Disability Discrimination Act
Another consideration for washroom designers is Part M of the Building Regulations, which relates to access and use of buildings. This includes ensuring easy access to washrooms for everyone, regardless of age or physical ability. In addition to meeting the accessibility requirements of Part M, commercial washrooms must be designed to meet the strict criteria of the Disability Discrimination Act 1995 (DDA). This requires that reasonable steps are taken to prevent a disabled person from being placed at a substantial disadvantage when accessing goods and services.
As far as washrooms are concerned, the DDA covers a variety of design considerations to ensure facilities can be accessed with ease by someone with a disability, whether that is a wheelchair user or a person with impaired vision, for example. One of the primary requirements under the DDA is the provision of at least one wheelchair accessible cubicle in any non-residential building. In addition, where there are four or more cubicles provided in a washroom, one of these must be of an enlarged size to dimensions set down in DDA Document M guidelines. Cubicles for disabled users should include grab rails, outward opening doors with clear access to the WC itself, a raised toilet pan, and be fitted with indicator bolts and doors which can be opened with a closed fist to name but a few.
Although the choice of colour and finish for a commercial washroom is clearly part of the aesthetic specification, DDA regulations will also need to be considered in terms of the LRV (light reflectance value) of surfaces. So, while an all-white washroom might make a dramatic design statement, it wouldnt be a DDA-compliant solution for a commercial building. This is because the regulations require sufficient visual contrast between different areas of the washroom, such as door frames to walls and sanitary fittings to walls, to enable visually impaired people to distinguish between these areas by virtue of the difference in light reflecting from the surface. The mandatory minimum is a 20 point difference in the luminance of colours used but a differential of 30 points is in line with current best practice. It should also be noted that wall finishes and floor coverings should contrast with each other in terms of both colour and texture to help the visually impaired navigate the washroom safely.
Workplace washroom standards
In addition to Building Regulations, designers of workplace washrooms are advised to consult recommendations contained in the Governments Workplace (Heath, Safety and Welfare) Regulations. These relate to a range of relevant issues, such as cleanliness, hygiene, ensuring user privacy with the provision of lockable doors, adequate lighting and ventilation. The choice of materials can assist in achieving some of these standards. For example, high pressure laminates offer a hygienic, easy to clean option for cubicle doors and other surfaces, while SGL (solid grade laminate) is usually the preferred material for cubicles subject to high use and possible abuse.
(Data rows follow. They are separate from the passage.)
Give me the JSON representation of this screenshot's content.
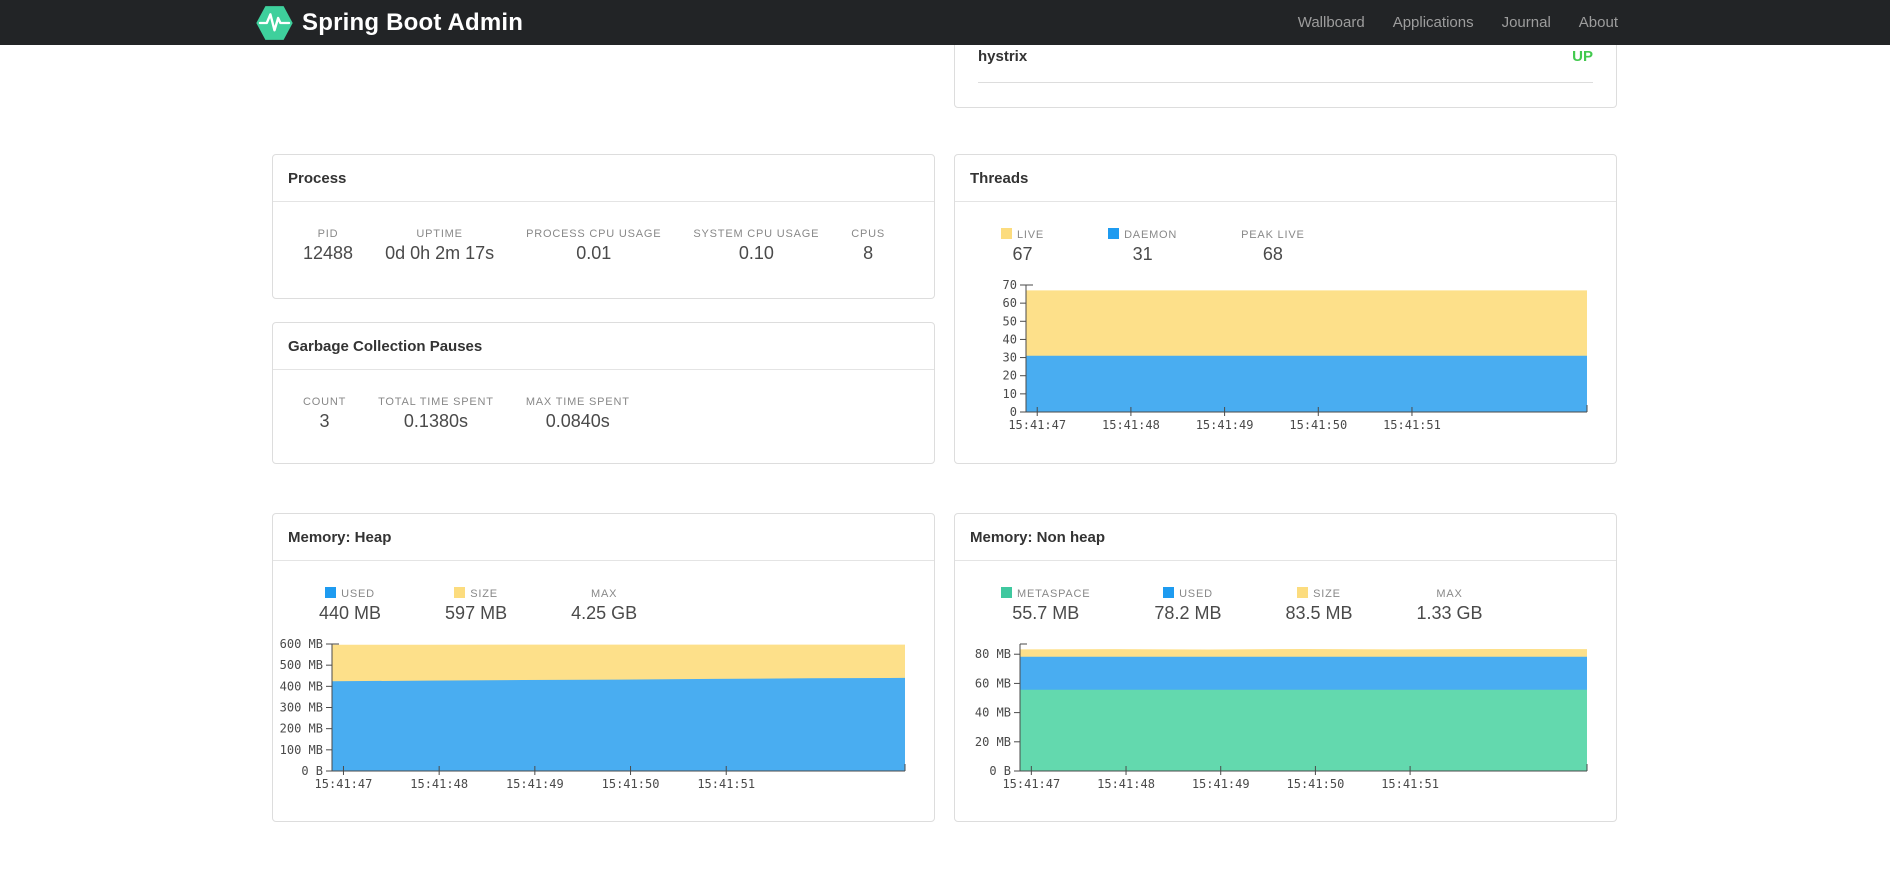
{
  "navbar": {
    "brand": "Spring Boot Admin",
    "items": [
      {
        "label": "Wallboard"
      },
      {
        "label": "Applications"
      },
      {
        "label": "Journal"
      },
      {
        "label": "About"
      }
    ],
    "bg_color": "#222426",
    "link_color": "#9d9d9d",
    "logo_color": "#3ed09c"
  },
  "application_panel": {
    "name": "hystrix",
    "status": "UP",
    "status_color": "#42c94e"
  },
  "panels": {
    "process": {
      "title": "Process",
      "metrics": [
        {
          "label": "PID",
          "value": "12488"
        },
        {
          "label": "UPTIME",
          "value": "0d 0h 2m 17s"
        },
        {
          "label": "PROCESS CPU USAGE",
          "value": "0.01"
        },
        {
          "label": "SYSTEM CPU USAGE",
          "value": "0.10"
        },
        {
          "label": "CPUS",
          "value": "8"
        }
      ]
    },
    "gc": {
      "title": "Garbage Collection Pauses",
      "metrics": [
        {
          "label": "COUNT",
          "value": "3"
        },
        {
          "label": "TOTAL TIME SPENT",
          "value": "0.1380s"
        },
        {
          "label": "MAX TIME SPENT",
          "value": "0.0840s"
        }
      ]
    },
    "threads": {
      "title": "Threads",
      "metrics": [
        {
          "label": "LIVE",
          "value": "67",
          "swatch": "#fcdc7e"
        },
        {
          "label": "DAEMON",
          "value": "31",
          "swatch": "#1e9bf0"
        },
        {
          "label": "PEAK LIVE",
          "value": "68"
        }
      ]
    },
    "heap": {
      "title": "Memory: Heap",
      "metrics": [
        {
          "label": "USED",
          "value": "440 MB",
          "swatch": "#1e9bf0"
        },
        {
          "label": "SIZE",
          "value": "597 MB",
          "swatch": "#fcdc7e"
        },
        {
          "label": "MAX",
          "value": "4.25 GB"
        }
      ]
    },
    "nonheap": {
      "title": "Memory: Non heap",
      "metrics": [
        {
          "label": "METASPACE",
          "value": "55.7 MB",
          "swatch": "#3fc89f"
        },
        {
          "label": "USED",
          "value": "78.2 MB",
          "swatch": "#1e9bf0"
        },
        {
          "label": "SIZE",
          "value": "83.5 MB",
          "swatch": "#fcdc7e"
        },
        {
          "label": "MAX",
          "value": "1.33 GB"
        }
      ]
    }
  },
  "chart_data": [
    {
      "id": "threads",
      "type": "area",
      "title": "Threads over time",
      "x_tick_labels": [
        "15:41:47",
        "15:41:48",
        "15:41:49",
        "15:41:50",
        "15:41:51"
      ],
      "y_max": 70,
      "y_ticks": [
        {
          "v": 0,
          "label": "0"
        },
        {
          "v": 10,
          "label": "10"
        },
        {
          "v": 20,
          "label": "20"
        },
        {
          "v": 30,
          "label": "30"
        },
        {
          "v": 40,
          "label": "40"
        },
        {
          "v": 50,
          "label": "50"
        },
        {
          "v": 60,
          "label": "60"
        },
        {
          "v": 70,
          "label": "70"
        }
      ],
      "grid": false,
      "legend_position": "top",
      "series": [
        {
          "name": "LIVE",
          "color": "#fde08a",
          "values": [
            67,
            67,
            67,
            67,
            67,
            67,
            67
          ]
        },
        {
          "name": "DAEMON",
          "color": "#49adf1",
          "values": [
            31,
            31,
            31,
            31,
            31,
            31,
            31
          ]
        }
      ]
    },
    {
      "id": "heap",
      "type": "area",
      "title": "Heap memory over time (MB)",
      "x_tick_labels": [
        "15:41:47",
        "15:41:48",
        "15:41:49",
        "15:41:50",
        "15:41:51"
      ],
      "y_max": 600,
      "y_ticks": [
        {
          "v": 0,
          "label": "0 B"
        },
        {
          "v": 100,
          "label": "100 MB"
        },
        {
          "v": 200,
          "label": "200 MB"
        },
        {
          "v": 300,
          "label": "300 MB"
        },
        {
          "v": 400,
          "label": "400 MB"
        },
        {
          "v": 500,
          "label": "500 MB"
        },
        {
          "v": 600,
          "label": "600 MB"
        }
      ],
      "grid": false,
      "legend_position": "top",
      "series": [
        {
          "name": "SIZE",
          "color": "#fde08a",
          "values": [
            596,
            596,
            597,
            597,
            597,
            597,
            597
          ]
        },
        {
          "name": "USED",
          "color": "#49adf1",
          "values": [
            424,
            427,
            430,
            432,
            435,
            438,
            440
          ]
        }
      ]
    },
    {
      "id": "nonheap",
      "type": "area",
      "title": "Non heap memory over time (MB)",
      "x_tick_labels": [
        "15:41:47",
        "15:41:48",
        "15:41:49",
        "15:41:50",
        "15:41:51"
      ],
      "y_max": 87,
      "y_ticks": [
        {
          "v": 0,
          "label": "0 B"
        },
        {
          "v": 20,
          "label": "20 MB"
        },
        {
          "v": 40,
          "label": "40 MB"
        },
        {
          "v": 60,
          "label": "60 MB"
        },
        {
          "v": 80,
          "label": "80 MB"
        }
      ],
      "grid": false,
      "legend_position": "top",
      "series": [
        {
          "name": "SIZE",
          "color": "#fde08a",
          "values": [
            83.3,
            83.5,
            83.2,
            83.6,
            83.3,
            83.6,
            83.5
          ]
        },
        {
          "name": "USED",
          "color": "#49adf1",
          "values": [
            78.2,
            78.2,
            78.2,
            78.2,
            78.2,
            78.2,
            78.2
          ]
        },
        {
          "name": "METASPACE",
          "color": "#63d9ae",
          "values": [
            55.6,
            55.6,
            55.7,
            55.7,
            55.7,
            55.7,
            55.7
          ]
        }
      ]
    }
  ],
  "chart_axis": {
    "line_color": "#4a4a4a",
    "text_color": "#4a4a4a"
  }
}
This high performance material is extremely resilient to knocks and bumps and, being impervious to water, it is easily washed down to help maintain high standards of hygiene. In addition, manufacturing walls and vanity (hand basin) troughs from a single piece of solid surface material creates an attractive, seamless appearance and also reduces the number of joints. This makes for easier cleaning and means there are less unhygienic crevices where dirt can accumulate. Specifying non-touch fittings, from automatic hand dryers to electronic sensor taps and toilet flushing systems, is also worth considering to ensure a hygienic washroom environment.
Designing commercial washrooms that satisfy current regulatory requirements can also bring practical benefits. Non-corrosive metal fittings and hardwearing, easy-care laminate panels are not only hygienic solutions, they also offer superior durability, particularly in high traffic environments, thus helping to reduce lifetime costs relating to maintenance and replacement. Last but not least, compliant, well-designed washrooms which successfully combine style and functionality can help maximise the sales or rental potential of new and refurbished commercial buildings. So, to return to my opening point, theres more to designing washrooms than meets the eye.